WISHES: How to Break a Campaign in One Action

Season 5 Episode 159 Published 3 months, 4 weeks ago
Description

Every tabletop RPG player has had this thought at some point: "If I had one Wish, I could fix everything." And every Dungeon Master has had the immediate follow-up thought: "If you cast Wish, I'm fixing you." In this episode, the RPGBOT crew tackles the most powerful spell in the game—the one that can rewrite reality, end campaigns, summon divine attention, and turn a carefully planned epic into a rules argument that lasts longer than combat at level 17. Whether you're wishing for ultimate power, infinite gold, or just a snack because the barbarian is bored, we're here to explain how Wish actually works… and why your DM is already sweating.

Wish is the most powerful spell in tabletop roleplaying games—and one of the most dangerous. In this episode of the RPGBOT.Podcast, we break down how Wish works across Dungeons & Dragons 3.5e, D&D 5e (2014 and 2024), Pathfinder 1e, and Pathfinder 2e, including its lore, mechanics, exploits, and why so many Game Masters fear it.

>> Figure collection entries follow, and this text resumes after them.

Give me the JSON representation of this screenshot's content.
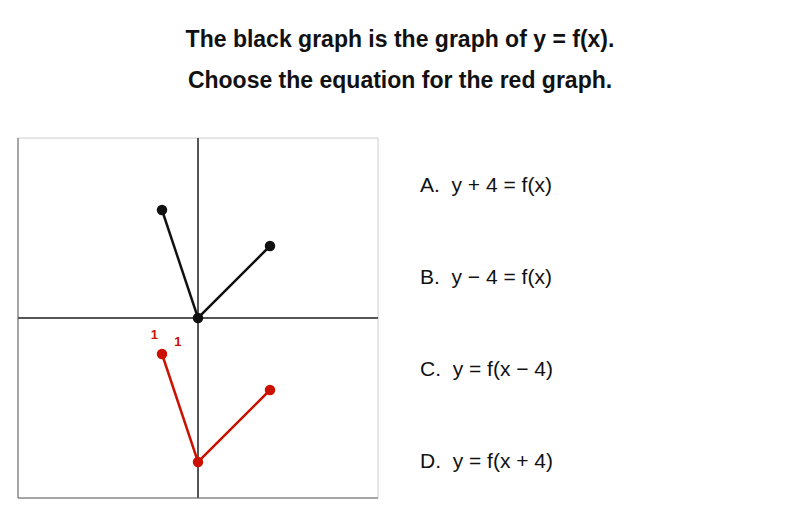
{
  "chart_data": {
    "type": "line",
    "title": "The black graph is the graph of y = f(x).",
    "subtitle": "Choose the equation for the red graph.",
    "x": [
      -1,
      0,
      2
    ],
    "series": [
      {
        "color": "#111111",
        "values": [
          3,
          0,
          2
        ],
        "marker": "o"
      },
      {
        "color": "#cc1100",
        "values": [
          -1,
          -4,
          -2
        ],
        "marker": "o"
      }
    ],
    "xlim": [
      -5,
      5
    ],
    "ylim": [
      -5,
      5
    ],
    "xticks": [
      -5,
      -4,
      -3,
      -2,
      -1,
      0,
      1,
      2,
      3,
      4,
      5
    ],
    "yticks": [
      -5,
      -4,
      -3,
      -2,
      -1,
      0,
      1,
      2,
      3,
      4,
      5
    ],
    "grid": true,
    "legend": false,
    "tick_labels": false,
    "annotations": [
      {
        "text": "1",
        "x": -1.45,
        "y": -0.45,
        "color": "#cc1100"
      },
      {
        "text": "1",
        "x": -0.8,
        "y": -0.65,
        "color": "#cc1100"
      }
    ],
    "choices": [
      "A.  y + 4 = f(x)",
      "B.  y − 4 = f(x)",
      "C.  y = f(x − 4)",
      "D.  y = f(x + 4)"
    ]
  }
}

We explore how Wish can replicate spells, rewrite reality, override divine power, and derail entire campaigns if mishandled. The discussion covers infamous loopholes like simulacrum chains, genie-granted wishes, ritual casting in Pathfinder 2e, and why Wish is often the reason high-level campaigns fall apart. Finally, we offer practical GM advice for handling Wish without ruining your game—whether you want it as a campaign capstone, a narrative ritual, or a controlled tool of world-changing magic.

Show Notes

In this episode of the RPGBOT.Podcast, the hosts take an in-depth look at Wish, the iconic reality-altering spell that defines high-level play in Dungeons & Dragons and Pathfinder. Often called the most powerful spell ever printed, Wish allows characters to replicate spells, heal allies, undo actions, reshape the world, and even challenge the gods themselves—at a steep narrative and mechanical cost.

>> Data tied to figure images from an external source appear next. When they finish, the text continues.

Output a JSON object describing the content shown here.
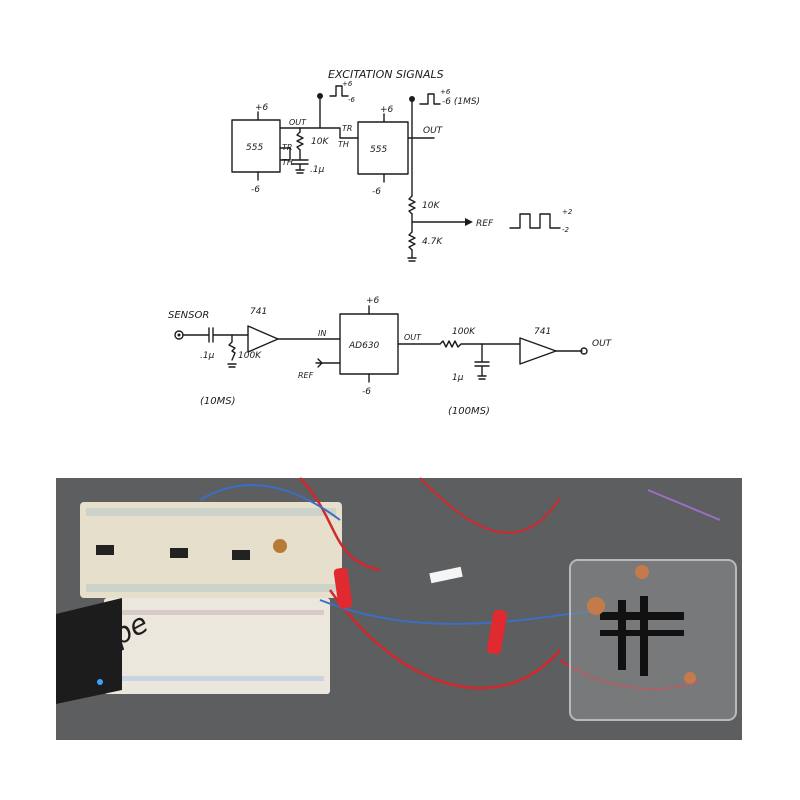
{
  "schematic_top": {
    "excitation": "EXCITATION SIGNALS",
    "u1": "555",
    "u2": "555",
    "u1_vplus": "+6",
    "u1_vminus": "-6",
    "u2_vplus": "+6",
    "u2_vminus": "-6",
    "u1_out": "OUT",
    "u1_tr": "TR",
    "u1_th": "TH",
    "r1": "10K",
    "c1": ".1μ",
    "u2_tr": "TR",
    "u2_th": "TH",
    "u2_out": "OUT",
    "wave1_hi": "+6",
    "wave1_lo": "-6",
    "wave2_hi": "+6",
    "wave2_lo": "-6 (1MS)",
    "r2": "10K",
    "r3": "4.7K",
    "ref": "REF",
    "wave3_hi": "+2",
    "wave3_lo": "-2"
  },
  "schematic_bottom": {
    "sensor": "SENSOR",
    "c_in": ".1μ",
    "r_in": "100K",
    "tau1": "(10MS)",
    "op1": "741",
    "in_label": "IN",
    "ref": "REF",
    "chip": "AD630",
    "chip_vplus": "+6",
    "chip_vminus": "-6",
    "chip_out": "OUT",
    "r_lp": "100K",
    "c_lp": "1μ",
    "tau2": "(100MS)",
    "op2": "741",
    "out": "OUT"
  },
  "photo": {
    "board_logo": "nscope",
    "colors": {
      "bench": "#5d5e5f",
      "breadboard": "#e8e0cc",
      "wire_red": "#d2282d",
      "wire_blue": "#3a6fc4",
      "clip_red": "#e02a2f"
    }
  }
}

The episode begins with the lore of Wish, including its emergence after the fall of Netheril and its relationship to lost 10th-level magic. The hosts then compare how Wish functions mechanically across editions, from the expensive, tightly worded versions in D&D 3.5e and Pathfinder 1e, to the flexible but risky spellcasting in D&D 5e, and finally the radically redesigned Pathfinder 2e Wish ritual, which introduces casting time, interference, ritual checks, and failure states.

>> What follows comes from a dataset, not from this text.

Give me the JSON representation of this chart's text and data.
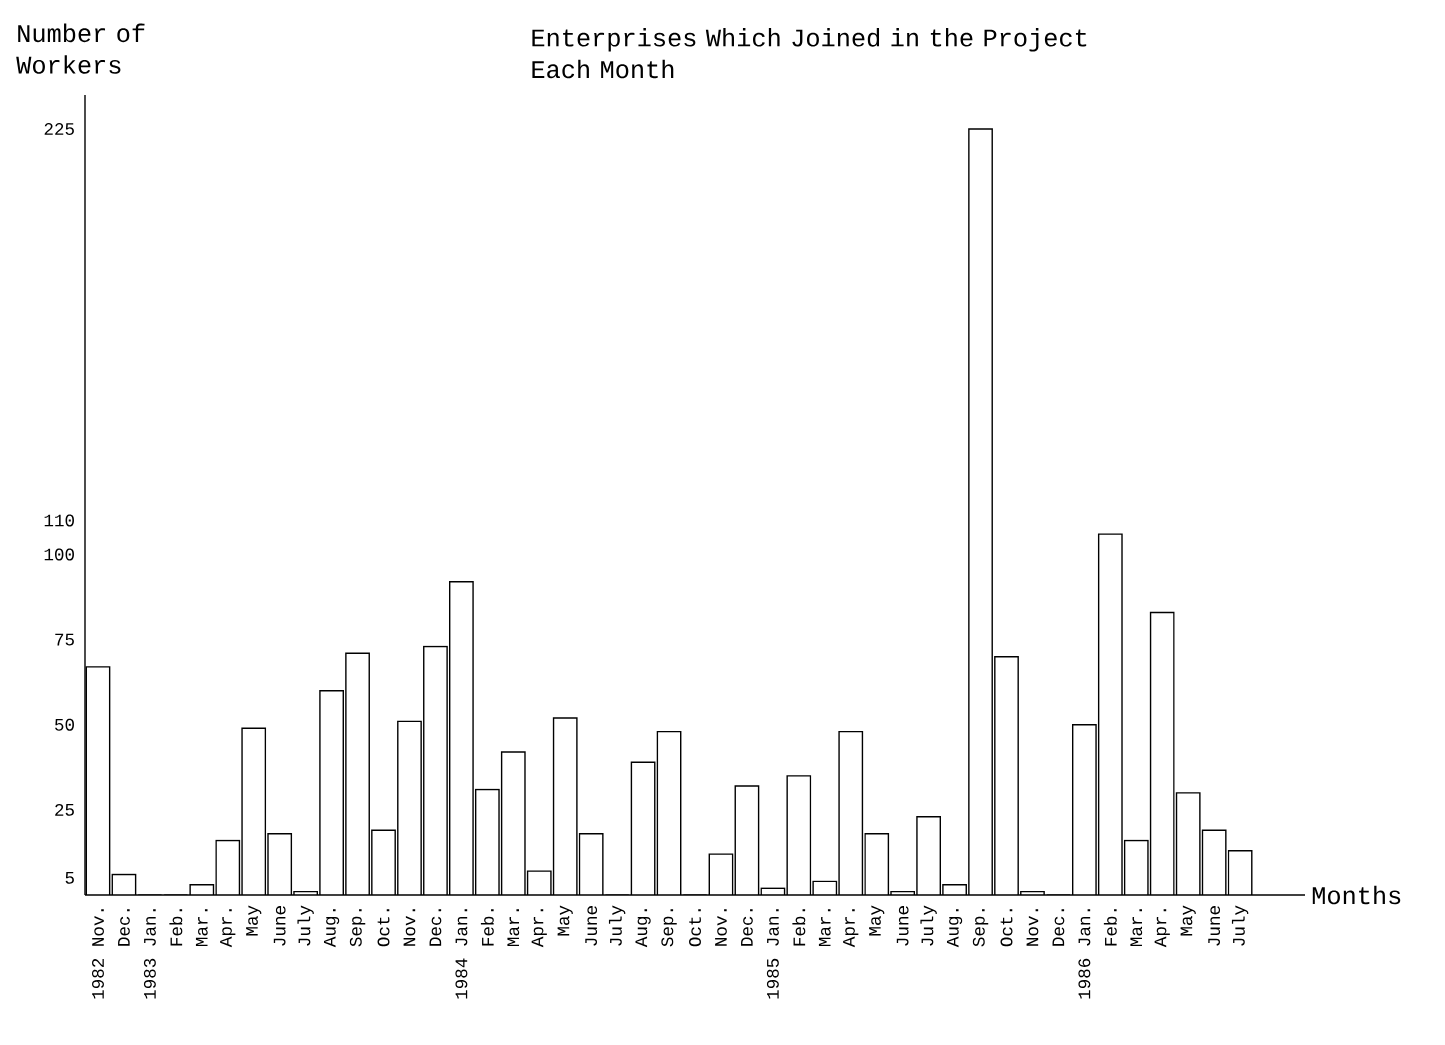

A major focus is why Wish is so controversial for Game Masters. The discussion covers campaign-breaking outcomes, narrative paradoxes, infamous exploits like infinite simulacrum armies, and why many tables restrict or ban the spell outright. The hosts also examine genie-granted wishes, highlighting how Pathfinder 2e adds unique wish interpretations based on genie type—ranging from diplomatic and literal to malicious and destabilizing.

The episode concludes with practical GM advice on how to handle Wish responsibly: limiting it to core effects, telegraphing consequences, using rituals instead of instant casting, and reframing Wish as a dramatic story event rather than an "I win" button.

Content From RPGBOT.Net Key Takeaways
  • Wish is widely considered the most powerful spell in tabletop RPGs, capable of rewriting reality itself.
  • Different systems handle Wish very differently, with Pathfinder 2e's ritual system offering the strongest structural safeguards.
  • In D&D 5e, spell duplication is the safest use of Wish; creative uses risk permanent loss of the spell.
  • Wish is a major reason many GMs avoid or limit high-level campaigns.